Intel CEO Pat Gelsinger is hoping to win back Apple’s business.
In an interview with Ina Fried, Axios’ chief technology correspondent, on Axios on HBO, Gelsinger discussed his ‘plan’ for getting Apple back. You can basically sum up the plan as ‘make better chips than Apple.’
Watch the clip in the video embedded below, or check out the transcription for Gelsinger’s full answer:
“Fried: Recently Apple said they’re moving from Intel chips on the Mac to homegrown processors. Have you given up on the idea of the Mac running on Intel chips?
Gelsinger: I never give up on the idea of anything not running on Intel chips. And, you know, hey, you know, our stumbles, you know, Apple decided they could do a better chip themselves than we could. And, you know, they did a pretty good job. So what I have to do is create a better chip than they can do themselves. I would hope to win back this piece of their business, as well as many other pieces of business, over time. And in the meantime, I got to make sure that our products are better than theirs, that my ecosystem is more open and vibrant than theirs, and we create more compelling reason for developers and users to land on Intel-based products. So, I’m going to fight hard to win Tim’s business in this area.”

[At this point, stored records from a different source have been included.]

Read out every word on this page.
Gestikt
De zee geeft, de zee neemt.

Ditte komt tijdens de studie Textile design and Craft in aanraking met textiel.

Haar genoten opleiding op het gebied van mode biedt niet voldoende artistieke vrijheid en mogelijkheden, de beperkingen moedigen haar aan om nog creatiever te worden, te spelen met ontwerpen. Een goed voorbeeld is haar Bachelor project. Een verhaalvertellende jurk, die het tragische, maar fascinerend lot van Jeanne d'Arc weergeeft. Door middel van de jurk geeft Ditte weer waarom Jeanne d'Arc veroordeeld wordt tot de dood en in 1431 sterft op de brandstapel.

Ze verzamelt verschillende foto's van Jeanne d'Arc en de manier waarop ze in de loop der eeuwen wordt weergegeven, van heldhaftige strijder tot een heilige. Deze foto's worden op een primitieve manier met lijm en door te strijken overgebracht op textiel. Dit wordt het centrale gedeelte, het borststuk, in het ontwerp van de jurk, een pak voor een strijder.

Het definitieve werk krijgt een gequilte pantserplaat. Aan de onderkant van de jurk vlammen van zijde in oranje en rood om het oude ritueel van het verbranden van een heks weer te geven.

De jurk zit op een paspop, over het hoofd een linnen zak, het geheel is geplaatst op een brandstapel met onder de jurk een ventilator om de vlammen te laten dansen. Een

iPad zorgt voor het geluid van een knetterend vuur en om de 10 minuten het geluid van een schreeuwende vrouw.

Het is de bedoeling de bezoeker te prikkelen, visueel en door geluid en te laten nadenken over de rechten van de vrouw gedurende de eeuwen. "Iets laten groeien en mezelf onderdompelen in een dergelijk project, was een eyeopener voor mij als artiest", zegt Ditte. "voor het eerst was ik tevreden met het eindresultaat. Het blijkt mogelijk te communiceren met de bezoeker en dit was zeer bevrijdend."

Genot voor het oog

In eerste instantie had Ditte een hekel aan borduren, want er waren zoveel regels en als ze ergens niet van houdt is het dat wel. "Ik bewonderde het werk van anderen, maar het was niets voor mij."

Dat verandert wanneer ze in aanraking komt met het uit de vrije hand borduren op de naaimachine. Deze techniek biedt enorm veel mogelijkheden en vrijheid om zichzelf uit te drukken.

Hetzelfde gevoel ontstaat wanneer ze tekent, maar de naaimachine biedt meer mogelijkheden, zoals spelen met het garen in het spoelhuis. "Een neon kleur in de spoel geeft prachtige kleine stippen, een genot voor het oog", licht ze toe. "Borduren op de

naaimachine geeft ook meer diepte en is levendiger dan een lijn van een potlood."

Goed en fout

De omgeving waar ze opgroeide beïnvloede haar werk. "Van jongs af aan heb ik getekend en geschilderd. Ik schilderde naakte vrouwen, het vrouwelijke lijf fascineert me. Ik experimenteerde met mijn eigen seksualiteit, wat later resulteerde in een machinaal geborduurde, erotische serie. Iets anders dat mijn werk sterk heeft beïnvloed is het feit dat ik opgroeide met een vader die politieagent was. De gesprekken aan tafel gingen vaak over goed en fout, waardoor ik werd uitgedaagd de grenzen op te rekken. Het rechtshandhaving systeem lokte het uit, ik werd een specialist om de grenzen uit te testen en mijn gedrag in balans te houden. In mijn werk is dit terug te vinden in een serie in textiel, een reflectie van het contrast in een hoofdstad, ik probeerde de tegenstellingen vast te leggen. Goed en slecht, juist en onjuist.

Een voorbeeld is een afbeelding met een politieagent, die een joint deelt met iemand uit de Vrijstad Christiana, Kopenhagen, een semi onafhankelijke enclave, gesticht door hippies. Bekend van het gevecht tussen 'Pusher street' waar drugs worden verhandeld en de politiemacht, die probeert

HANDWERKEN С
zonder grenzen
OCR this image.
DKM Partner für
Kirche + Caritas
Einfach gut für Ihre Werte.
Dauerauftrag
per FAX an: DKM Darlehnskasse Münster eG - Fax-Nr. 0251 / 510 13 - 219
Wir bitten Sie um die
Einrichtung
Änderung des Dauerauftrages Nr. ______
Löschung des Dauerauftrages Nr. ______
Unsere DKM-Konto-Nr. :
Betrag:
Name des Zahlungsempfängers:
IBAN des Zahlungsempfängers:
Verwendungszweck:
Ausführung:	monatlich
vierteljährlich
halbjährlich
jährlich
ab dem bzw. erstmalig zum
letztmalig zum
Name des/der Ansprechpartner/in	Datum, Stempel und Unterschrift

For some added context, Apple began to transition its computers away from Intel’s chips in June 2020. In place of Intel chips, Apple started developing and using its own processors based on ARM designs, similar to what’s used in smartphones and tablets (including Apple’s iPhone and iPad). The first such chip, dubbed the ‘M1,’ has appeared in MacBooks, iMacs, Mac minis and the iPad Pro line. Further, the company is expected to unveil new computers at an event on October 18th featuring a new version of the chip, possibly called ‘M1X’ or ‘M2.’

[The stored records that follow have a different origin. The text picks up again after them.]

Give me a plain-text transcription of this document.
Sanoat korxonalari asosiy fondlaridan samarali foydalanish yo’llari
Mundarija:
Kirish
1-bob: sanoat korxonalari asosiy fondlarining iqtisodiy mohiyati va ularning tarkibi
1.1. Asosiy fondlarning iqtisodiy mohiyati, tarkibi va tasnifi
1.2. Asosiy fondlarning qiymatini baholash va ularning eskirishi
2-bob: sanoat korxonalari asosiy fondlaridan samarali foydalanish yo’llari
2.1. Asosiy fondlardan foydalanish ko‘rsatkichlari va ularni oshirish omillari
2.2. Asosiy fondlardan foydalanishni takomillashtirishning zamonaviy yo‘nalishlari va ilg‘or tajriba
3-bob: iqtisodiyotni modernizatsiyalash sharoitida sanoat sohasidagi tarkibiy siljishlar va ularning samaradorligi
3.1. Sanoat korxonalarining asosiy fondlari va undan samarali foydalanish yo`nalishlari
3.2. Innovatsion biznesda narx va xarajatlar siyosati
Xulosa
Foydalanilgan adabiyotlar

The thing is, making a better chip is easier said than done — and even if Intel manages to do it, I’m not sure that’ll be enough to win back Apple. Aside from the performance and battery life benefits of the switch to its own ARM-based silicon, Apple is also able to more tightly control its hardware and software stack by using its own chips. I don’t see Apple giving that up just because Intel’s chips manage to pull ahead in performance.
Plus, Intel has been pumping out some pretty terrible, desperate-feeling ads that try to dunk on Apple by touting the “benefits” of Intel chips — benefits that often have little to do with Intel’s chips.
The one upside to Gelsinger’s comment is that hopefully in Intel’s effort to win Apple back, it creates some truly excellent products for Windows users. Intel’s started to lag behind the competition and with AMD’s CPU division firing on all cylinders, Intel’s going to have to step up its game to keep its CPU crown.